Professor Ravi Aron, who interviewed Premji at that time, asked him:


The problem for Wipro going forward and ramping up in terms of revenues and people in India is not going to be the availability of programmers or technical people; it will be the availability of upper and middle management. If you look at business schools in India such as the Indian Institutes of Management (IIMs) or the Indian School of Business, companies like Wipro, Infosys or TCS are not attracting the top talent from those institutions. The employers of choice for those students seem to be the investment banks and consulting companies. This poses two kinds of challenges for you. First, how do you attract the top talent from campuses? And second, how do you get lots of really sharp people for your middle- and upper-middle management?

Premji’s answer was that he was widening the pool of institutions from where he recruited.

But it is unlikely the quality of the talent was the same. This problem would have been even more acute for the bigger employers like TCS, Infosys and Cognizant.

It is thus time to ask: is size now beginning to impact the big ‘uns of Indian IT? And if the answer is yes, and diseconomies of scale are setting in, isn’t it logical for them to start thinking small?

Maybe, TCS would be better off breaking up into several smaller companies, each with a special focus on specific markets.

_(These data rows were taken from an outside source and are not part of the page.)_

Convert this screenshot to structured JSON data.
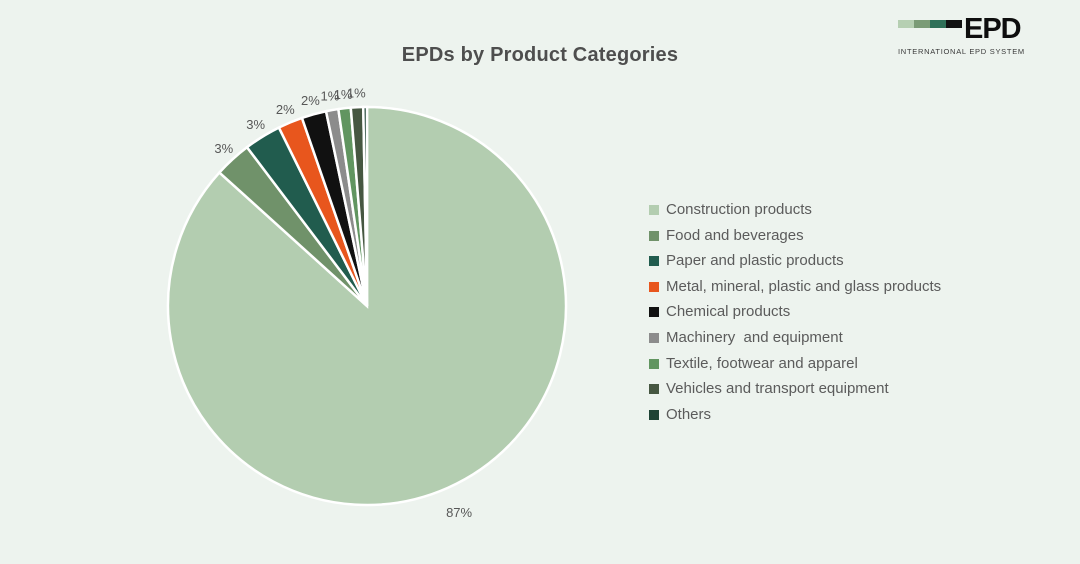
{
  "page": {
    "background_color": "#edf3ee"
  },
  "logo": {
    "name": "EPD",
    "subtitle": "INTERNATIONAL EPD SYSTEM",
    "bar_colors": [
      "#b6cfb2",
      "#7b9b76",
      "#2f7058",
      "#121212"
    ]
  },
  "chart_data": {
    "type": "pie",
    "title": "EPDs by Product Categories",
    "legend_position": "right",
    "donut": false,
    "slice_border_color": "#ffffff",
    "series": [
      {
        "label": "Construction products",
        "value": 86.7,
        "percent_label": "87%",
        "color": "#b3cdb0"
      },
      {
        "label": "Food and beverages",
        "value": 3,
        "percent_label": "3%",
        "color": "#70926a"
      },
      {
        "label": "Paper and plastic products",
        "value": 3,
        "percent_label": "3%",
        "color": "#215c4e"
      },
      {
        "label": "Metal, mineral, plastic and glass products",
        "value": 2,
        "percent_label": "2%",
        "color": "#e8561d"
      },
      {
        "label": "Chemical products",
        "value": 2,
        "percent_label": "2%",
        "color": "#111111"
      },
      {
        "label": "Machinery  and equipment",
        "value": 1,
        "percent_label": "1%",
        "color": "#8c8c8c"
      },
      {
        "label": "Textile, footwear and apparel",
        "value": 1,
        "percent_label": "1%",
        "color": "#619560"
      },
      {
        "label": "Vehicles and transport equipment",
        "value": 1,
        "percent_label": "1%",
        "color": "#465741"
      },
      {
        "label": "Others",
        "value": 0.3,
        "percent_label": "",
        "color": "#1e4334"
      }
    ]
  }
}
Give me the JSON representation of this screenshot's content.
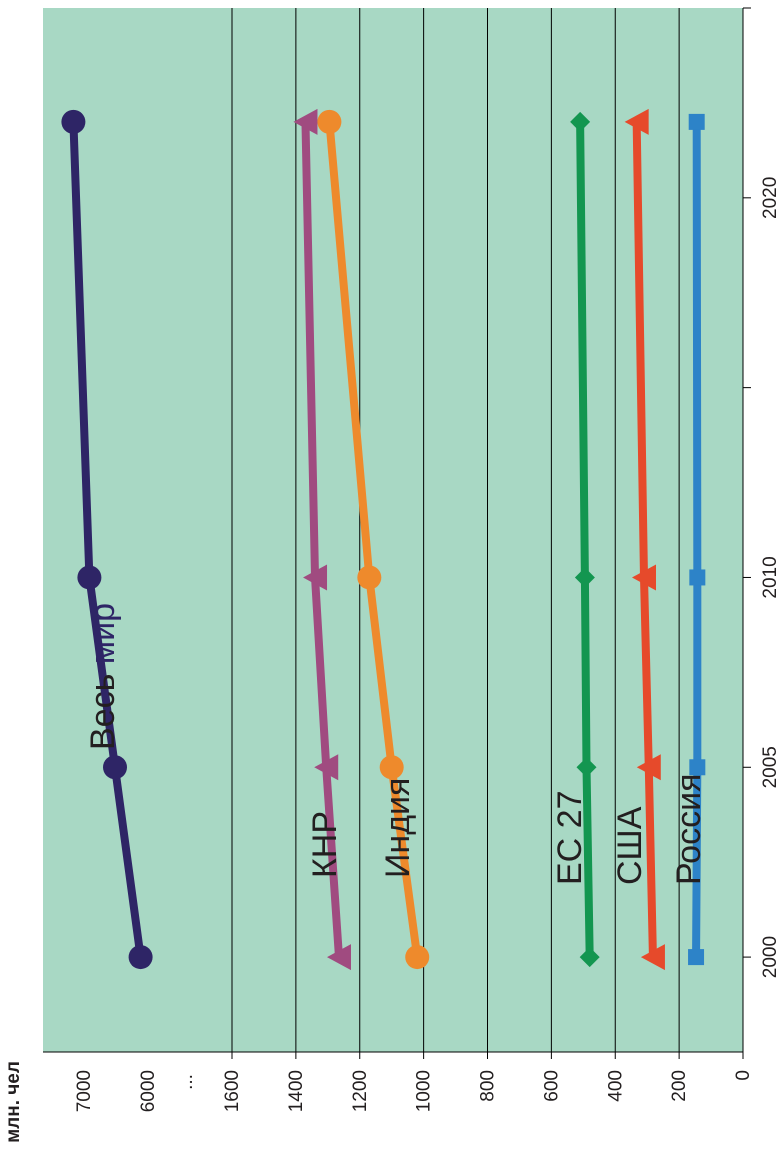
{
  "chart_data": {
    "type": "line",
    "orientation": "rotated-90",
    "ylabel": "млн. чел",
    "y_break_label": "...",
    "x": [
      2000,
      2005,
      2010,
      2022
    ],
    "x_tick_labels": [
      "2000",
      "2005",
      "2010",
      "2020"
    ],
    "x_axis_range": [
      1997.5,
      2025
    ],
    "y_ticks_lower": [
      "0",
      "200",
      "400",
      "600",
      "800",
      "1000",
      "1200",
      "1400",
      "1600"
    ],
    "y_ticks_upper": [
      "6000",
      "7000"
    ],
    "ylim_lower": [
      0,
      1600
    ],
    "grid": true,
    "background_color": "#a8d8c4",
    "series": [
      {
        "name": "Весь мир",
        "name_parts": [
          "Весь",
          "мир"
        ],
        "values": [
          6100,
          6500,
          6900,
          7150
        ],
        "color": "#2e2566",
        "marker": "circle"
      },
      {
        "name": "КНР",
        "values": [
          1265,
          1305,
          1340,
          1370
        ],
        "color": "#a04b80",
        "marker": "triangle"
      },
      {
        "name": "Индия",
        "values": [
          1020,
          1100,
          1170,
          1295
        ],
        "color": "#ee8a2c",
        "marker": "circle"
      },
      {
        "name": "ЕС 27",
        "values": [
          480,
          490,
          495,
          510
        ],
        "color": "#139650",
        "marker": "diamond"
      },
      {
        "name": "США",
        "values": [
          282,
          295,
          310,
          333
        ],
        "color": "#e64a2b",
        "marker": "triangle"
      },
      {
        "name": "Россия",
        "values": [
          147,
          143,
          143,
          145
        ],
        "color": "#2d83c8",
        "marker": "square"
      }
    ]
  }
}
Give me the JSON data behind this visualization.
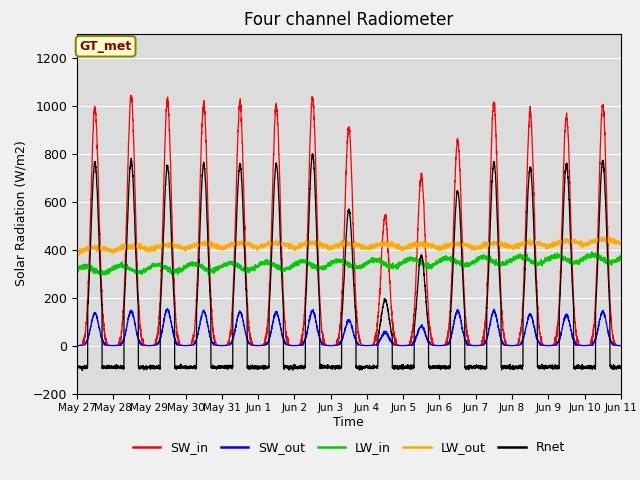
{
  "title": "Four channel Radiometer",
  "xlabel": "Time",
  "ylabel": "Solar Radiation (W/m2)",
  "ylim": [
    -200,
    1300
  ],
  "yticks": [
    -200,
    0,
    200,
    400,
    600,
    800,
    1000,
    1200
  ],
  "annotation": "GT_met",
  "bg_color": "#f0f0f0",
  "plot_bg_color": "#dcdcdc",
  "line_colors": {
    "SW_in": "#ff0000",
    "SW_out": "#0000ff",
    "LW_in": "#00cc00",
    "LW_out": "#ffaa00",
    "Rnet": "#000000"
  },
  "n_days": 15,
  "x_tick_labels": [
    "May 27",
    "May 28",
    "May 29",
    "May 30",
    "May 31",
    "Jun 1",
    "Jun 2",
    "Jun 3",
    "Jun 4",
    "Jun 5",
    "Jun 6",
    "Jun 7",
    "Jun 8",
    "Jun 9",
    "Jun 10",
    "Jun 11"
  ],
  "points_per_day": 288,
  "SW_in_peaks": [
    990,
    1040,
    1020,
    1005,
    1005,
    1000,
    1030,
    910,
    540,
    705,
    855,
    1010,
    970,
    960,
    1000
  ],
  "SW_out_peaks": [
    135,
    145,
    150,
    143,
    140,
    138,
    145,
    105,
    55,
    80,
    145,
    143,
    130,
    128,
    142
  ],
  "Rnet_peaks": [
    760,
    770,
    750,
    755,
    755,
    755,
    795,
    565,
    190,
    375,
    645,
    765,
    740,
    755,
    770
  ],
  "LW_in_base": 315,
  "LW_out_base": 385
}
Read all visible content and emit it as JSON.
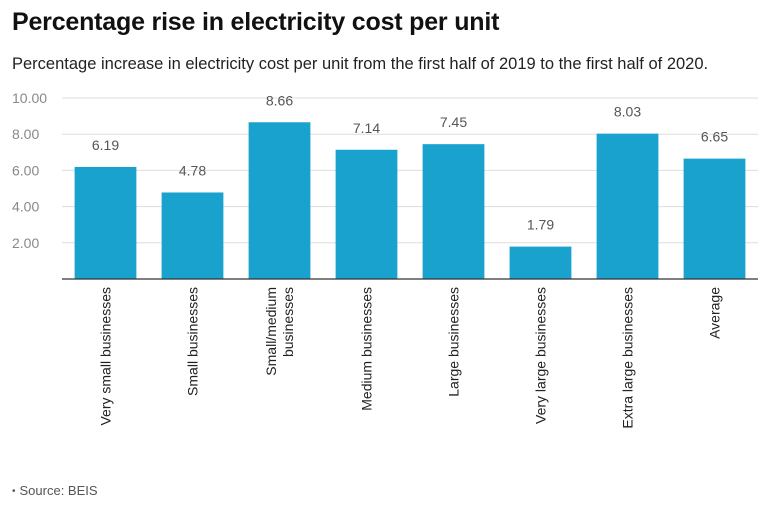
{
  "title": "Percentage rise in electricity cost per unit",
  "subtitle": "Percentage increase in electricity cost per unit from the first half of 2019 to the first half of 2020.",
  "source": "Source: BEIS",
  "colors": {
    "bar": "#1aa2cf",
    "grid": "#dddddd",
    "axis": "#333333",
    "tick_text": "#888888",
    "label_text": "#555555"
  },
  "chart_data": {
    "type": "bar",
    "categories": [
      "Very small businesses",
      "Small businesses",
      "Small/medium businesses",
      "Medium businesses",
      "Large businesses",
      "Very large businesses",
      "Extra large businesses",
      "Average"
    ],
    "category_lines": [
      [
        "Very small businesses"
      ],
      [
        "Small businesses"
      ],
      [
        "Small/medium",
        "businesses"
      ],
      [
        "Medium businesses"
      ],
      [
        "Large businesses"
      ],
      [
        "Very large businesses"
      ],
      [
        "Extra large businesses"
      ],
      [
        "Average"
      ]
    ],
    "values": [
      6.19,
      4.78,
      8.66,
      7.14,
      7.45,
      1.79,
      8.03,
      6.65
    ],
    "value_labels": [
      "6.19",
      "4.78",
      "8.66",
      "7.14",
      "7.45",
      "1.79",
      "8.03",
      "6.65"
    ],
    "y_ticks": [
      2,
      4,
      6,
      8,
      10
    ],
    "y_tick_labels": [
      "2.00",
      "4.00",
      "6.00",
      "8.00",
      "10.00"
    ],
    "ylim": [
      0,
      10
    ],
    "grid": true,
    "legend": false
  }
}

While in theory, this can be done internally with divisions acting like separate companies, but formal splitting can possibly make the smaller units more entrepreneurial than staying in one large joint family.

In a large company, an underperforming unit is less likely to be killed, especially when the company as a whole is surplussing cash, but as a standalone, it would be trying harder to succeed, and the plug would be pulled more quickly for it to fail.

Is splitting up the way forward for Indian IT? The jury is out, but tepid results tell us it is worth contemplating.